Two blocks are arranged as shown. The pulley can be considered to be massless, and friction is negligible. M1 is four times more massive than M2.
M1--->0(Pulley)
V
V (down direction)
V
M2
If the system is released from rest, how far will M1 travel in 0.523 s?
M2 is supposed to be hanging down from the pulley
The pulling force is M2*g
The moving mass is (M1+M2)
F=ma
M2*g=(M1+M2)a
solve for a
d=1/2 a t^2
To determine how far M1 travels in 0.523 s, we can use the equation for the displacement of an object under constant acceleration:
s = ut + (1/2)at^2
Where:
s = displacement
u = initial velocity
a = acceleration
t = time
Since the system is released from rest, the initial velocity (u) of M1 is 0. The acceleration (a) of both blocks can be calculated using the concept of an inclined plane.
The force acting on M1 is the weight of M1 (W1 = m1 * g), where g is the acceleration due to gravity. The force acting on M2 is the weight of M2 (W2 = m2 * g).

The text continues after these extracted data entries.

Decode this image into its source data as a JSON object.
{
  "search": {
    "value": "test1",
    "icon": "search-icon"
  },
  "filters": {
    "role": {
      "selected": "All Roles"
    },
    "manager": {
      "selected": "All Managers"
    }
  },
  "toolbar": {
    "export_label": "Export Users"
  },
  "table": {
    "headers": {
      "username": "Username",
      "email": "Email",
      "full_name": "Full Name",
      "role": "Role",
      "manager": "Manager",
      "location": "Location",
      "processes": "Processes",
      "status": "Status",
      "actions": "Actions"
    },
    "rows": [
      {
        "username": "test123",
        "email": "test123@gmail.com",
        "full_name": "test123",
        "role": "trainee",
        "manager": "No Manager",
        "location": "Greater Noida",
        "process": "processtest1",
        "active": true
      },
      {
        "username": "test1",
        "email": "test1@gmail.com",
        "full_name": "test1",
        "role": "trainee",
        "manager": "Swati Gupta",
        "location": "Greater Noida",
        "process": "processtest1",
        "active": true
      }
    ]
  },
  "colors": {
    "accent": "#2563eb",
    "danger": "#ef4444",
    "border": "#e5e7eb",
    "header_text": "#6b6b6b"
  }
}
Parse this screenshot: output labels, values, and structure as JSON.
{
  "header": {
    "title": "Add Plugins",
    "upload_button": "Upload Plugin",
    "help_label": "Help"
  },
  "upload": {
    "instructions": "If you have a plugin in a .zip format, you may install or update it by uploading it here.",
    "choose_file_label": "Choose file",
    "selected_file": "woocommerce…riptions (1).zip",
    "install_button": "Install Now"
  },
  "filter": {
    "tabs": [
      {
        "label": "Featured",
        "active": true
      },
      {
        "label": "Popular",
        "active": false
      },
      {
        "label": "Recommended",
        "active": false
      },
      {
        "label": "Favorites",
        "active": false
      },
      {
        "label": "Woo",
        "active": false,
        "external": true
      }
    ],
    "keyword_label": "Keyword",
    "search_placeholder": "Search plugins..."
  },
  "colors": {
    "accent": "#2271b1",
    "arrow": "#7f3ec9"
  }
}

The net force acting on the system is (W1 - W2). As per the problem statement, M1 is four times more massive than M2. Therefore, M2 experiences 4 times more force than M1.
Hence, the net force (Fnet) is 3/4 times the weight of M2.
To find the acceleration (a), we can use Newton's second law: Fnet = ma
Therefore, a = Fnet / m1
Now, let's calculate the acceleration (a):
Fnet = (3/4) * W2
= (3/4) * (m2 * g)
= (3/4) * (m2 * 9.8) [Assuming g = 9.8 m/s^2]
a = Fnet / m1
= ((3/4) * (m2 * 9.8)) / m1
The distance traveled by M1 in time t can be calculated using the equation:
s = ut + (1/2)at^2
Since the initial velocity (u) is 0, the equation simplifies to:
s = (1/2)at^2
Now, we can substitute the values:
s = (1/2) * (((3/4) * (m2 * 9.8)) / m1) * t^2
Let's assume values for m1 and m2, and calculate the distance traveled by M1 in 0.523 s.
To find out how far M1 will travel in 0.523 seconds, we can use the equations of motion. In this system, M1 is connected to the pulley, and M2 is hanging freely.
Let's assume that the acceleration of the system is "a" and the tension in the string connecting M1 and M2 is "T."
1. First, let's find the acceleration of the system. Since M1 is four times more massive than M2, we can write the equation for the net force:
M1 * a = M1 * g - T
Where M1 * g is the gravitational force acting on M1, and T is the tension in the string. Notice that there is a negative sign because the tension is acting in the opposite direction to the gravitational force.
2. Since the pulley is massless, the tension in the string is the same throughout the system. So we can also write the equation for M2:
M2 * a = M2 * g + T
Where M2 * g is the gravitational force acting on M2, and T is the tension in the string. Notice that there is a positive sign because the tension is acting in the same direction as the gravitational force.
3. Now, let's eliminate the tension in the equations by adding the two equations together:
M1 * a + M2 * a = (M1 + M2) * g
Since M1 is four times more massive than M2, we can substitute M1 = 4 * M2 into the equation:
(4 * M2) * a + M2 * a = (4 * M2 + M2) * g
Combining like terms:
5 * M2 * a = 5 * M2 * g
Dividing both sides by 5 * M2:
a = g
So the acceleration of the system is equal to the acceleration due to gravity.
4. Now that we know the acceleration, we can use the equation of motion to find the distance traveled by M1. The equation is:
S = u * t + 0.5 * a * t^2
Since the system is released from rest, the initial velocity (u) of M1 is 0. Therefore, the equation simplifies to:
S = 0.5 * a * t^2
Substituting the known values:
S = 0.5 * g * t^2
Plugging in the values of g = 9.8 m/s^2 and t = 0.523 s, we can calculate the distance traveled by M1.